Manifestações contra um decreto do Presidente Lula para permitir concessões de hidrovias na região Norte se intensificaram no fim de semana e culminaram em ataques a instalações da Cargill no Pará e em São Paulo.
A gigante do agronegócio, que sequer tem relação direta com os protestos iniciados há mais de 30 dias por lideranças indígenas e organizações não-governamentais, disse ao Brazil Journal que seu terminal portuário em Santarém chegou a ter operações “integralmente interrompidas.”
“A Cargill confirma que na noite de 20 de fevereiro (sexta-feira), duas ações violentas promovidas por manifestantes atingiram os ativos da empresa. No escritório central da empresa, em São Paulo, um grupo de pessoas vandalizou a fachada do edifício.”

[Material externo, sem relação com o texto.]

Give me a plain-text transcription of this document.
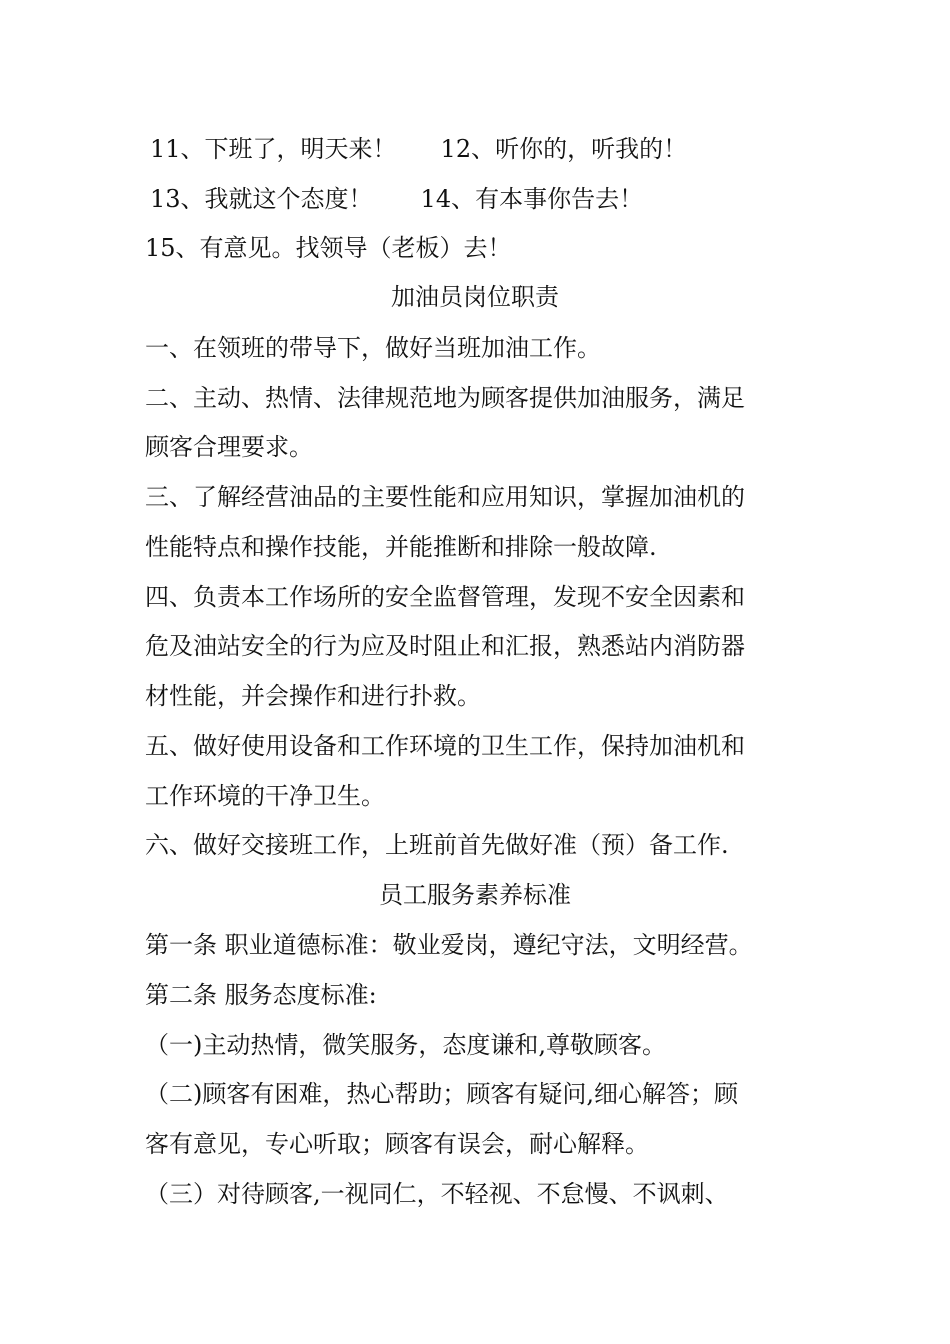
11、下班了，明天来！ 12、听你的，听我的！
13、我就这个态度！ 14、有本事你告去！
15、有意见。找领导（老板）去！
加油员岗位职责
一、在领班的带导下，做好当班加油工作。
二、主动、热情、法律规范地为顾客提供加油服务，满足
顾客合理要求。
三、了解经营油品的主要性能和应用知识，掌握加油机的
性能特点和操作技能，并能推断和排除一般故障.
四、负责本工作场所的安全监督管理，发现不安全因素和
危及油站安全的行为应及时阻止和汇报，熟悉站内消防器
材性能，并会操作和进行扑救。
五、做好使用设备和工作环境的卫生工作，保持加油机和
工作环境的干净卫生。
六、做好交接班工作，上班前首先做好准（预）备工作.
员工服务素养标准
第一条 职业道德标准：敬业爱岗，遵纪守法，文明经营。
第二条 服务态度标准:
（一)主动热情，微笑服务，态度谦和,尊敬顾客。
（二)顾客有困难，热心帮助；顾客有疑问,细心解答；顾
客有意见，专心听取；顾客有误会，耐心解释。
（三）对待顾客,一视同仁，不轻视、不怠慢、不讽刺、
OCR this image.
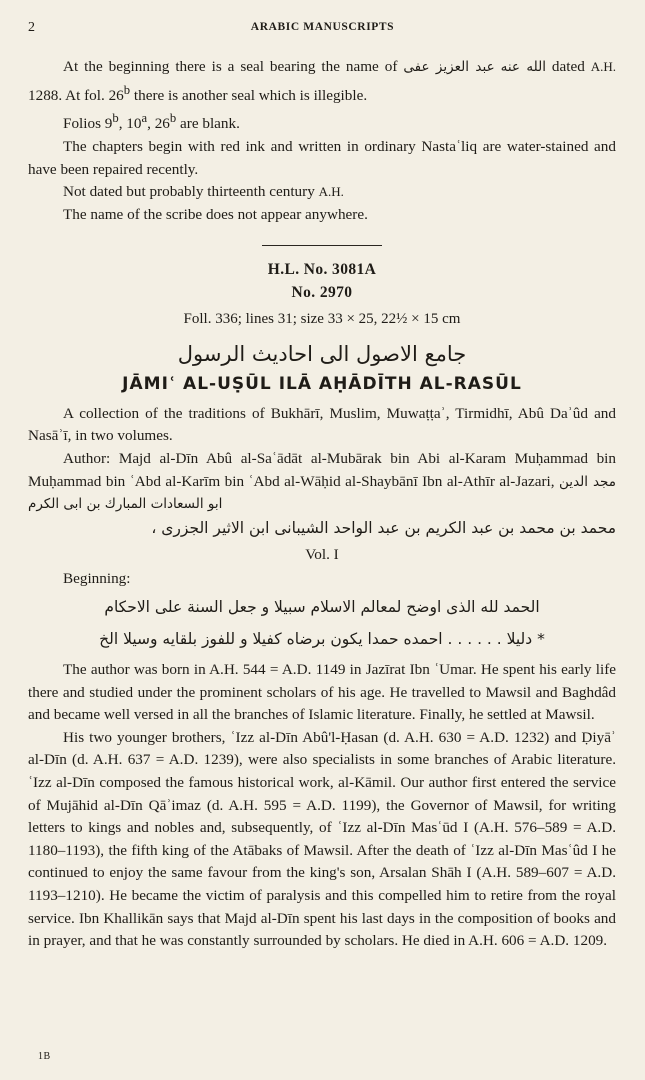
2	ARABIC MANUSCRIPTS

At the beginning there is a seal bearing the name of عبد العزيز عفى الله عنه dated A.H. 1288. At fol. 26$^b$ there is another seal which is illegible.

Folios 9$^b$, 10$^a$, 26$^b$ are blank.

The chapters begin with red ink and written in ordinary Nastaʿliq are water-stained and have been repaired recently.

Not dated but probably thirteenth century A.H.

The name of the scribe does not appear anywhere.

H.L. No. 3081A
No. 2970
Foll. 336; lines 31; size 33 × 25, 22½ × 15 cm
جامع الاصول الى احاديث الرسول
JĀMIʿ AL-UṢŪL ILĀ AḤĀDĪTH AL-RASŪL

A collection of the traditions of Bukhārī, Muslim, Muwaṭṭaʾ, Tirmidhī, Abû Daʾûd and Nasāʾī, in two volumes.

Author: Majd al-Dīn Abû al-Saʿādāt al-Mubārak bin Abi al-Karam Muḥammad bin Muḥammad bin ʿAbd al-Karīm bin ʿAbd al-Wāḥid al-Shaybānī Ibn al-Athīr al-Jazari, مجد الدين ابو السعادات المبارك بن ابى الكرم

محمد بن محمد بن عبد الكريم بن عبد الواحد الشيبانى ابن الاثير الجزرى ،
Vol. I

Beginning:

الحمد لله الذى اوضح لمعالم الاسلام سبيلا و جعل السنة على الاحكام
* دليلا . . . . . . احمده حمدا يكون برضاه كفيلا و للفوز بلقايه وسيلا الخ

The author was born in A.H. 544 = A.D. 1149 in Jazīrat Ibn ʿUmar. He spent his early life there and studied under the prominent scholars of his age. He travelled to Mawsil and Baghdâd and became well versed in all the branches of Islamic literature. Finally, he settled at Mawsil.

His two younger brothers, ʿIzz al-Dīn Abû'l-Ḥasan (d. A.H. 630 = A.D. 1232) and Ḍiyāʾ al-Dīn (d. A.H. 637 = A.D. 1239), were also specialists in some branches of Arabic literature. ʿIzz al-Dīn composed the famous historical work, al-Kāmil. Our author first entered the service of Mujāhid al-Dīn Qāʾimaz (d. A.H. 595 = A.D. 1199), the Governor of Mawsil, for writing letters to kings and nobles and, subsequently, of ʿIzz al-Dīn Masʿūd I (A.H. 576–589 = A.D. 1180–1193), the fifth king of the Atābaks of Mawsil. After the death of ʿIzz al-Dīn Masʿûd I he continued to enjoy the same favour from the king's son, Arsalan Shāh I (A.H. 589–607 = A.D. 1193–1210). He became the victim of paralysis and this compelled him to retire from the royal service. Ibn Khallikān says that Majd al-Dīn spent his last days in the composition of books and in prayer, and that he was constantly surrounded by scholars. He died in A.H. 606 = A.D. 1209.

1B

“Horas depois, o terminal portuário de Santarém, que há 30 dias tinha sua portaria de caminhões bloqueada por grupos indígenas, foi invadido pelos manifestantes,” acrescentou a empresa, citando “fortes indícios de vandalismo e depreciação dos ativos.”
A Articulação dos Povos Indígenas do Brasil (Apib) disse que tem havido “luta contra o modelo hidroviário predatório e pela revogação do decreto que ameaça nossos rios ancestrais.”
A medida do Governo questionada pelos movimentos incluiu trechos de mais de 3 mil quilômetros dos rios Tapajós, Madeira e Tocantins no Programa Nacional de Desestatização (PND), com objetivo de viabilizar futuras concessões de hidrovias.
A mobilização contra o decreto, publicado em agosto, começou com povos do Baixo Tapajós e cresceu na última semana com a chegada de delegações do Médio e Alto Tapajós, além dos povos Kayapó e Panará, vindos do Mato Grosso, segundo a Apib.
Na semana passada, também chegaram à região alguns políticos, incluindo parlamentares do PSOL e do PDT, da base aliada do Governo Lula no Congresso.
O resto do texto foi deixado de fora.